Perché dobbiamo aspettarci più tempeste come Ciarán a causa della crisi climatica
Come spiegato dalla The Royal Sociey, per eventi meteorologici estremi si intendono quelli diversi per il 90 – 95 percento da eventi meteorologici simili accaduti in precedenza nella stessa regione. In parole semplici, si tratta di fenomeni con caratteristiche talmente insolite e devastanti da superare la stragrande maggioranza di quelli già documentati nella letteratura scientifica per un dato luogo. Per fare un paio di esempi pratici, tra gli eventi meteorologici eccezionali più recenti figurano sicuramente l'uragano Otis che ha devastato Acapulco e la tempesta extratropicale atlantica Ciarán che ha sferzato (e sta sferzando tuttora) l'Europa. Il primo è passato da tempesta tropicale a mostruoso ciclone tropicale di Categoria 5 nel giro di 12 ore, una cosa mai vista prima dagli scienziati; la seconda è stata caratterizzata da venti impetuosi fino a 190 chilometri orari (come un uragano di Categoria 3) registrati lungo le coste della Manica, oltre che da nubifragi dalla portata devastante in Italia. Basti sapere che, come spiegato dal Consiglio Nazionale delle Ricerche (CNR), nelle aree più colpite della Toscana sono stati registrati in sole 3 ore quasi 200 millilitri di pioggia, una cosa che non si vedeva da mezzo secolo.
Ambedue sono fenomeni meteorologici estremi, eccezionali appunto, ma a causa dei cambiamenti climatici tali eventi rischiano di diventare molto più frequenti e distruttivi.

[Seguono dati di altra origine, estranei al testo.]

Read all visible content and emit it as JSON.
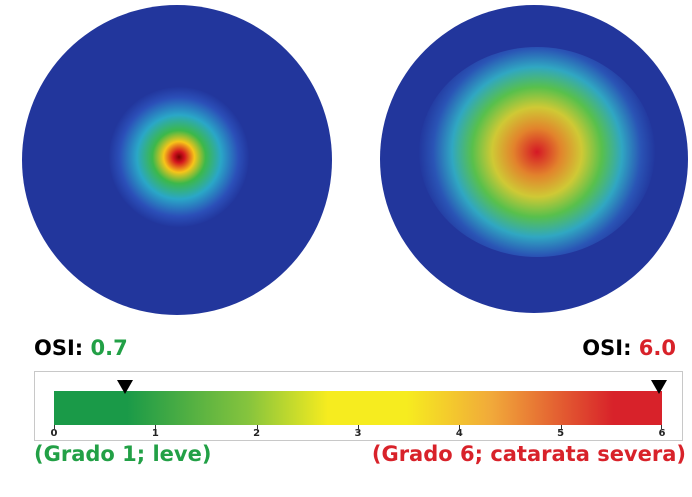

La ragione è semplice: queste perturbazioni si alimentano del calore e dell'energia che si accumula nell'atmosfera; poiché viviamo in un mondo che continua a scaldarsi a causa delle abnormi emissioni di CO2 (anidride carbonica) e altri gas climalteranti (come il metano), i ricercatori ritengono che l'ulteriore aumento delle temperature corrisponderà a un incremento dei fenomeni atmosferici estremi, in intensità e frequenza. Alcuni studi stanno già evidenziando questo trend negativo; Legambiente, ad esempio, in un documento ha indicato che in Italia solo nei primi cinque mesi del 2023 questi fenomeni sono aumentati del 135 percento rispetto allo stesso intervallo temporale del 2022. Sebbene non tutti gli esperti sono concordi con questa valutazione (per il metodo utilizzati nel fare il calcolo), è chiaro che la tendenza sia negativa per molte aree del pianeta.

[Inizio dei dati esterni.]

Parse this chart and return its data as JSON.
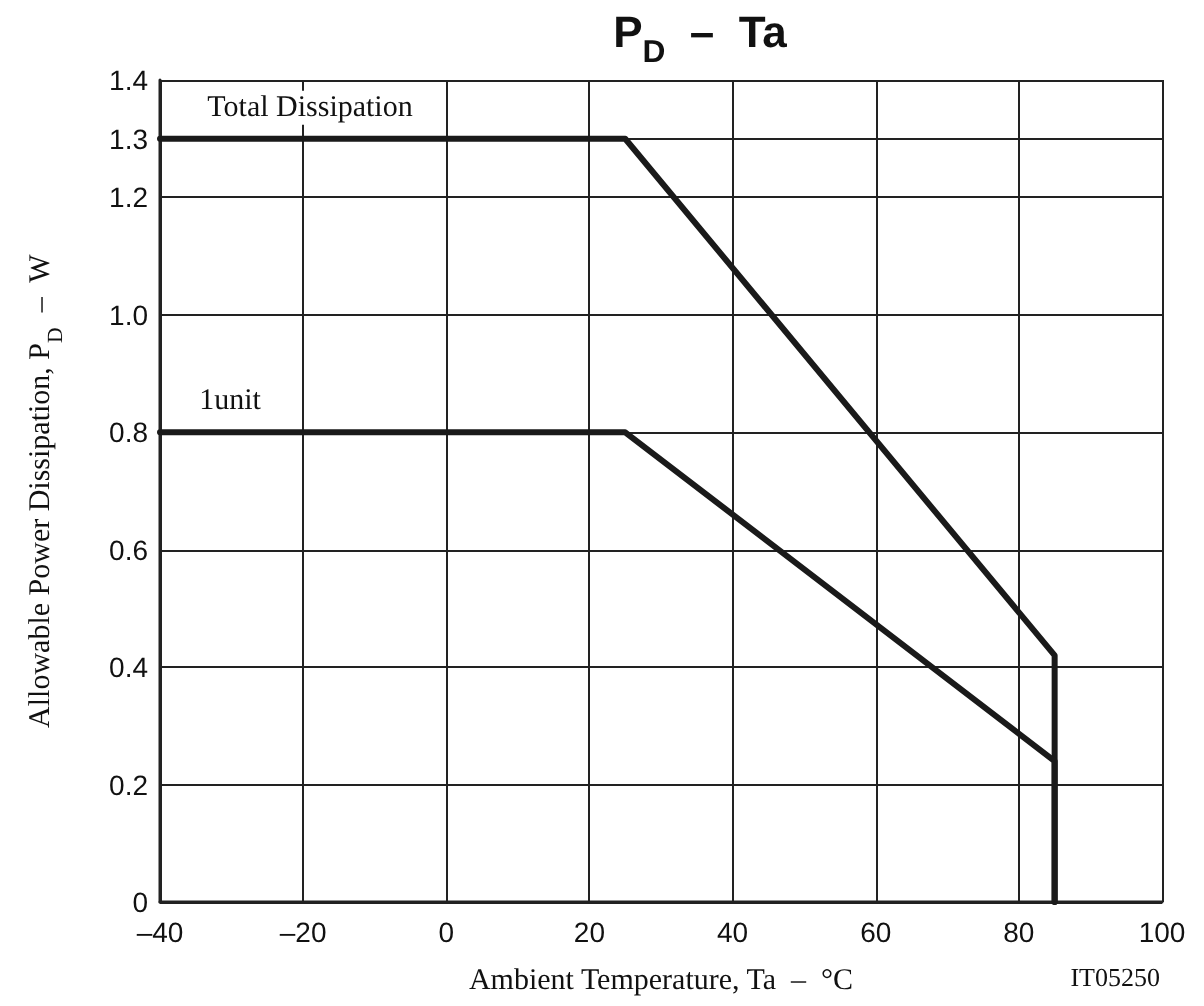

Ciò che è certo è che ci stiamo avvicinando sempre più pericolosamente a un riscaldamento di 1,5 °C rispetto all'epoca preindustriale, che secondo un nuovo studio pubblicato su Nature Climate Change raggiungeremo già nel 2029. Si tratta della soglia critica più virtuosa fissata nell'Accordo di Parigi sul Clima del 2015, oltre la quale si entrerà in uno scenario imprevedibile, con le conseguenze più devastanti e irreversibili della crisi climatica. “L’atmosfera più calda e umida della Terra e gli oceani più caldi – spiega la The Royal Society – rendono probabile che gli uragani più forti saranno più intensi, produrranno più precipitazioni, colpiranno nuove aree e forse saranno più grandi e più duraturi. Ciò è supportato dalle prove osservative disponibili nel Nord Atlantico. “Inoltre – proseguono gli esperti – l’innalzamento del livello del mare aumenta la quantità di acqua di mare che viene spinta a riva durante le tempeste costiere, il che, assieme alle maggiori precipitazioni prodotte dalle tempeste, può provocare mareggiate e inondazioni più distruttive”.
Sebbene gli scienziati ritengano probabile che la crisi climatica abbia intensificato la violenza degli uragani, al momento non ci sono prove certe che il numero di cicloni tropicali sia aumentato annualmente. Come spiegato dall'Agenzia di Protezione Ambientale degli Stati Uniti (EPA), infatti, i dati raccolti a partire dalla fine del XIX secolo “suggeriscono che il numero effettivo di uragani all’anno non è aumentato”. Ma avere avere oceani sempre più caldi e una temperatura media globale più elevata non può che peggiorare la violenza di questi fenomeni e le tempeste extratropicali. La maggiore evaporazione dell'acqua marina superficiale, infatti, aumenta il vapore acqueo nell'atmosfera che a sua volta è coinvolto nella formazione delle nubi e delle tempeste, innescate dall'interazione tra i flussi di aria calda e fredda. Il riscaldamento globale indebolisce anche le correnti a getto, anch'esso un fattore scatenante di perturbazioni cicloniche. Non c'è dunque da stupirsi se in futuro vedremo con maggiore frequenza fenomeni devastanti come la tempesta Ciarán.